Out of these three materials, nylon is generally the most durable. Nylon has a higher elasticity and stronger tensile durability than polyethylene or polypropylene.
For this reason, a golf mat made of 100% nylon can be considered as the most durable.
How about the other two? Polyethylene is generally considered more sturdy than Polypropylene. Yet, polypropylene is more water resistant with lighter weight.
Another consideration is that a nylon golf mat is generally more expensive than the other two types, but will require less overall maintenance.
Of course, we should also consider the surface type, namely how fast the ball will roll on the surface. A nylon surface is generally smoother than the other two and thus feel more like a natural lawn. The ball roll on a nylon turf is far superior compared to polypropylene or polyethylene turfs, where there is a significant reduction of oscillation (ball wobbling) and deviation.
To achieve the same performance from polypropylene or polyethylene greens, we can use sand reinforcements to improve oscillation and natural feel.
So, in general, we can conclude that nylon is the best choice for club safety, natural feel, and durability, but will cost you more. It’s not saying that polyethylene and especially polypropylene turfs don’t have their applications. For example, polypropylene can emulate sand turfs better than nylon material.
Are golf mat tees different from regular golf tees?
Modern, regular golf tees are used by piercing the ground, and obviously, we can’t use the same application with the golf mat. (Well, we can, but we will destroy the rubber base layer in no time).
So, for golf mats, we can use rubber golf tees that rested flat on the mat. Or, if you want to use your regular tees, you can use a tee holder where you can insert your regular tees on the cross-shaped hole.
It is worth noting that some golf mats (especially the premium ones) do offer the ability to use regular tees. Avoid golf mats that offer fixed tee that can’t be adjusted. You will need different tee height with different clubs for proper practice.
How can I make sure to practice properly with my new golf mat?
To truly answer this question, we should first understand the main differences between synthetic golf mats and playing on real grass. Even the very best of golf mats with the best material and construction won’t be able to perfectly emulate the feel, sensation, and feedback a natural grass can provide. So, there are several disadvantages of playing on a mat:
- First, the club will bounce and slide more into the ball on a golf mat, especially on a big swing. As a result, this can create a solid strike when you shouldn’t, masking the error and hindering your progress.
- If the golf mat is not maintained properly, a damaged surface can lead to elbows, hands, and shoulders injury.

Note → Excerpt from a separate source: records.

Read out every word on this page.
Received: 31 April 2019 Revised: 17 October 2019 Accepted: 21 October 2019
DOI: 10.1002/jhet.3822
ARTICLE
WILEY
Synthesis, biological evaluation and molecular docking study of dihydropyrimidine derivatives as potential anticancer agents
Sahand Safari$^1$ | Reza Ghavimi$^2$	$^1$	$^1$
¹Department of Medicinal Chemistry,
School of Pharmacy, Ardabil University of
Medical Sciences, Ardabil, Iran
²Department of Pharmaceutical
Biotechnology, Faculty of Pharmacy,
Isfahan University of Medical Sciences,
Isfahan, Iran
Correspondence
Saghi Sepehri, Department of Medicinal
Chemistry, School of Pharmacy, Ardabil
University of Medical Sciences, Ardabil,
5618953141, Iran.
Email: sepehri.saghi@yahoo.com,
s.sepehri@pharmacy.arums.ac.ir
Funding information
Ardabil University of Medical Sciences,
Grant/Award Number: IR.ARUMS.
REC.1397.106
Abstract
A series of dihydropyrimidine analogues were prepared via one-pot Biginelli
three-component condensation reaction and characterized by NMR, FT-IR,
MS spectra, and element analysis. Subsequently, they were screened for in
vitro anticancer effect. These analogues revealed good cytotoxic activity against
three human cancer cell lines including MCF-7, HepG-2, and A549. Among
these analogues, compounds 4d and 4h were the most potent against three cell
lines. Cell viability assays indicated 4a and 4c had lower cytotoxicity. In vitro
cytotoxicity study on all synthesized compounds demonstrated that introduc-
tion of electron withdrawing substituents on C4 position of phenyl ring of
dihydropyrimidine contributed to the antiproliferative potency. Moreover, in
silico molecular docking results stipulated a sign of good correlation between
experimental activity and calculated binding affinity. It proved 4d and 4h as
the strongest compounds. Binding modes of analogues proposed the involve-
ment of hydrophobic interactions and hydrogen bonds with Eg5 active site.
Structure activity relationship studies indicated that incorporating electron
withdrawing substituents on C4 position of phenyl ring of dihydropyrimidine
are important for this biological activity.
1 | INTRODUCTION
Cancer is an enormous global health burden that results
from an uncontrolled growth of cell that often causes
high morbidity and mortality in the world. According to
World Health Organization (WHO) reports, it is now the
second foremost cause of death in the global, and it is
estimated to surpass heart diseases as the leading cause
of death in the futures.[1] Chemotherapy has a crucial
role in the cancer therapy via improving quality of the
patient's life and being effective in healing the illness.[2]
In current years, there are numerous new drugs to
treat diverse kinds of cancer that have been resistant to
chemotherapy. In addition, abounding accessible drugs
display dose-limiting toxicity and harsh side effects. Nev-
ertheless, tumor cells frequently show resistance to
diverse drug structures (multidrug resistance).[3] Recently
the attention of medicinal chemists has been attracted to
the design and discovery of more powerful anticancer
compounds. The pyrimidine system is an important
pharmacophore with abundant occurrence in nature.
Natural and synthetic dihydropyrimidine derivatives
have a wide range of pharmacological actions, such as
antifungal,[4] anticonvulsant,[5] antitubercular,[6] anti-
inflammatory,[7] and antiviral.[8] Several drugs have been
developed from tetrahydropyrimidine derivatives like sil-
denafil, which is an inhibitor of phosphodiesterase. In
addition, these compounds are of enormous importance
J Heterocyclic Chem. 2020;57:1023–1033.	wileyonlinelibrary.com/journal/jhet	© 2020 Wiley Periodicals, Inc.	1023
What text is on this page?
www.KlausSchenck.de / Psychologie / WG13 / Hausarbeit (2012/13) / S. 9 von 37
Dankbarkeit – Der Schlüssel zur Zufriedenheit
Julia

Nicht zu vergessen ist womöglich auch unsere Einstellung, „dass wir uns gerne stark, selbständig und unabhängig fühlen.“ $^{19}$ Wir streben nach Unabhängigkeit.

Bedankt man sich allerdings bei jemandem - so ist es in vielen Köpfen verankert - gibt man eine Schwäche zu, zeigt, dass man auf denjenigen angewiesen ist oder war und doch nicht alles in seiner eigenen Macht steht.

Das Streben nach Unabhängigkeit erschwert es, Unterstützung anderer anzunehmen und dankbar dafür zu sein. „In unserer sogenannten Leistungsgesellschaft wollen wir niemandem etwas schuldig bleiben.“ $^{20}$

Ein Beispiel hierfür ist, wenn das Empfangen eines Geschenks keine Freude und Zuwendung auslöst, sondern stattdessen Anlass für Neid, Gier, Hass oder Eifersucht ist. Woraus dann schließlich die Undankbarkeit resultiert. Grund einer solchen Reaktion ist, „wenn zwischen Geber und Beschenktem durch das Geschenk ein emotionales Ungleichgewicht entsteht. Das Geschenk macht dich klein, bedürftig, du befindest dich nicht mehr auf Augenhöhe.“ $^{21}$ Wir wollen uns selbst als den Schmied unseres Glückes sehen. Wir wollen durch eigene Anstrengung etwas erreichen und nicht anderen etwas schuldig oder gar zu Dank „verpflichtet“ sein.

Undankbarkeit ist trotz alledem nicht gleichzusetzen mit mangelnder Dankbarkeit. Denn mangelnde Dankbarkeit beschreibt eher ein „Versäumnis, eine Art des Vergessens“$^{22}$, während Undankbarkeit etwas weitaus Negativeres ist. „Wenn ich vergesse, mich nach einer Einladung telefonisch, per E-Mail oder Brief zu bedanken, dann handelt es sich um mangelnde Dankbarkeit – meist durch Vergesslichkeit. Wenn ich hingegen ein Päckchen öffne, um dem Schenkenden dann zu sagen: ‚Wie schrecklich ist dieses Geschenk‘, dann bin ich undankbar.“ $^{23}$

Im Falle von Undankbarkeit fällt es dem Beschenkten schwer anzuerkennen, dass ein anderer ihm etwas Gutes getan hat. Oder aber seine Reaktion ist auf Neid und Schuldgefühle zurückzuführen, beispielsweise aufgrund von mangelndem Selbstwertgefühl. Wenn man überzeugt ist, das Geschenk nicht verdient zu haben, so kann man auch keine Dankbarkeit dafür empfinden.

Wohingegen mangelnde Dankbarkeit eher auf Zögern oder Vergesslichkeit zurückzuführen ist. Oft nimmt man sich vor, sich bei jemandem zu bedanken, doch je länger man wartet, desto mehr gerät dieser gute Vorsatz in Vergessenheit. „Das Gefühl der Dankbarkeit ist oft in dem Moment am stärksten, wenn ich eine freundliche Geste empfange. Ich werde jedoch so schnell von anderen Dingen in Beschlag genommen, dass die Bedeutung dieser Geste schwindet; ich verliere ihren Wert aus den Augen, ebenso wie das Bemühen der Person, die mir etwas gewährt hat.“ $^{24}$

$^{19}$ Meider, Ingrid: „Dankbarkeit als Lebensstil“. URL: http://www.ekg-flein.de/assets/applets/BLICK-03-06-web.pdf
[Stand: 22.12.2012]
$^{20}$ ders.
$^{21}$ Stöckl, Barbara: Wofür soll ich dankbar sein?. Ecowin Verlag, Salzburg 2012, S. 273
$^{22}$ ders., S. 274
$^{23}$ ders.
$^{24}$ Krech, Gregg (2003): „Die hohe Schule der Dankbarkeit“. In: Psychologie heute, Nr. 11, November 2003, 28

With those two main considerations in mind, here are some tips to make the most of your practice sessions on a golf mat:
- Have the right mindset: you can not fully trust precise and accurate distance when hitting off golf mats. Aim to achieve even more than your usual standard to avoid the illusion of satisfaction.
- Since the golf mat surface is generally more slippery than natural grass, wear shoes with more traction. This way, you can prevent your feet from twisting or rotating during a swing, which might affect your ‘real’ swing on the course.
- Some golf mats feature a built-in stationary tee that can’t be adjusted. In most cases, the tee height is too short for a driver and yet too long for fairway woods, irons, and hybrids. Opt for a golf mat where you can replace the tee, and use the correct height depending on your club.
- You might need to adjust your swing with your short irons. Generally, you will need to adjust to a sweeping swing rather than hitting sharply down with your short irons. You might want to skip the short irons entirely to avoid building bad swinging habits.
- Regularly maintain your golf mat, and if you feel the surface is now too firm, consider getting a replacement to avoid injuries, club damages, and bad swinging habits.